Bruxelles, 14/07/2011 (Agence Europe) - En dépit de plusieurs avancées (régionalisation de certaines mesures de gestion, nouvelle gouvernance pour l'aquaculture), les professionnels du secteur de la pêche jugent avec sévérité le contenu du premier paquet de propositions de réforme de la politique commune de la pêche (PCP) présenté mercredi 13 juillet par la commissaire Maria Damanaki (EUROPE n° 10418).
Les présidents d'Europêche (Association des organisations nationales d'entreprises de pêche de l'UE), Javier Garat, et du groupe de travail pêche du COPA-COGECA, Giampaolo Buonfiglio, soulignent en effet que « la Commission n'a pas tenu compte des revendications essentielles du secteur exprimées à maintes occasions au cours des deux années écoulées et elle n'a prévu aucun accompagnement socio-économique des mesures préconisées ». Et pourtant, soulignent les deux présidents, malgré la dramatisation par la Commission de la situation du secteur de la pêche en Europe et la présentation préoccupante généralisée qu'elle fait de l'état des ressources halieutiques, « l'état des stocks dans les eaux de l'UE s'améliore », selon une des récentes communications de la Commission.
Ils demandent de ne pas s'écarter des objectifs fondamentaux de la PCP figurant dans le traité et rappellent que l'objectif de rendement maximum durable devrait être atteint « graduellement et avec souplesse, en fonction de la situation des différents stocks de poissons en Europe ». La Commission demande que tous les stocks de poissons soient gérés selon ce principe en 2015 au plus tard.
Europêche et le COPA-COGECA préconisent une « réduction maximale progressive » des rejets et non une élimination pure et simple de ceux-ci (comme le propose la Commission) « qui n'est tout simplement pas réaliste », selon les patrons-pêcheurs européens. Le secteur réclame en outre des projets pilotes pour identifier les difficultés techniques et les coûts que ne manquera pas d'engendrer une interdiction éventuelle des rejets.
Sur la question des concessions de pêche transférables, les organisations signalent qu'elles peuvent s'avérer « inappropriées pour la petite pêche côtière et qu'elles sont de toute façon inadaptées à la pêche en Méditerranée ». Elles ajoutent: « Toute décision concernant l'établissement et l'allocation de ces concessions doit de ce fait relever des prérogatives des États membres ».

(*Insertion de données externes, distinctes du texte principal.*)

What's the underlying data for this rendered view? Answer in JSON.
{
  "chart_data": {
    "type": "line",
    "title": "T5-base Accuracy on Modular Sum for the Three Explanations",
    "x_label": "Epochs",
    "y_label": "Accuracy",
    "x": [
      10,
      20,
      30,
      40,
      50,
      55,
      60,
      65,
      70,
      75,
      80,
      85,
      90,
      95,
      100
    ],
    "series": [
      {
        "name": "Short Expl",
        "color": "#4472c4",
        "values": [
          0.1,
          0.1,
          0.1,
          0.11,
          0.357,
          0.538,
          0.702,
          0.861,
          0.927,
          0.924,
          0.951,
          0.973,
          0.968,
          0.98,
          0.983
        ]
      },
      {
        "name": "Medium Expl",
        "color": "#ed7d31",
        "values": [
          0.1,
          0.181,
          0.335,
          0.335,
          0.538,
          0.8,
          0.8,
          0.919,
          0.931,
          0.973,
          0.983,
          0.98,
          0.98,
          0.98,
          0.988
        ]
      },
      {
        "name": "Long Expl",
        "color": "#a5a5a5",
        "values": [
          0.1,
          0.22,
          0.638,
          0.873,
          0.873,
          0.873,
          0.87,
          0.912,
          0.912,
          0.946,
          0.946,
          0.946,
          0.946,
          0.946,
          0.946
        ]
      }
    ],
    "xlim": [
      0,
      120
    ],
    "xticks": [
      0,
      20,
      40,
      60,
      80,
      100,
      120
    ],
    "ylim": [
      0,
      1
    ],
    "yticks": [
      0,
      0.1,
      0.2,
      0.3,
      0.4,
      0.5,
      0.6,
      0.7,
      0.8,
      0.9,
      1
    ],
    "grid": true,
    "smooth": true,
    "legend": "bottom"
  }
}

Il est reproché à la Commission de n'avoir pas réussi à proposer une définition, acceptable pour le secteur, de la petite pêche côtière. Selon Europêche et COPA-COGECA, la définition devrait garantir la non-discrimination entre les segments de flottes et régions de l'UE. Retenir le seul critère des « navires de pêche dont la longueur hors tout est inférieure à 12 mètres et qui n'utilisent aucun engin remorqué (…) » n'est, selon ces organisations, pas approprié car ce critère est trop simpliste et mal adapté aux situations régionales.
La suppression des aides à la flotte aura un impact « fortement négatif » sur le secteur de la pêche. En effet, l'élimination des aides à la démolition des navires constituera un frein à la réduction de la flotte et celles en faveur de leur modernisation les condamnera à un processus de vieillissement qui aura une incidence néfaste sur la sécurité des personnes embarquées, font valoir les professionnels. Un soutien financier à la modernisation des navires peut du reste s'avérer nécessaire dans le cadre de l'efficacité énergétique (moteurs moins gourmands en carburant).
Enfin, les présidents Javier Garat et Giampaolo Buonfiglio se disent stupéfaits qu'une proposition de réforme de la PCP, aussi radicale que celle présentée, passe sous silence ses conséquences économiques et sociales, « compte tenu de la forte réduction attendue du nombre d'emplois à court terme, particulièrement dans le secteur de la capture ». Europêche et le COPA-COGECA demandent la mise en place d'un volet socio-économique d'accompagnement de la PCP. Ils rappellent, dans ce contexte, l'existence d'un vaste plan d'action pour l'emploi, la formation et la sécurité des pêcheurs, récemment soumis par les partenaires sociaux du secteur, en réponse aux priorités de la Commission contenues dans sa communication « EUROPE 2020 » et sont prêts à collaborer avec les différentes instances communautaires pour faire en sorte que la future PCP soit économiquement viable, tant dans l'intérêt des pêcheurs que de la société européenne. (L.C.)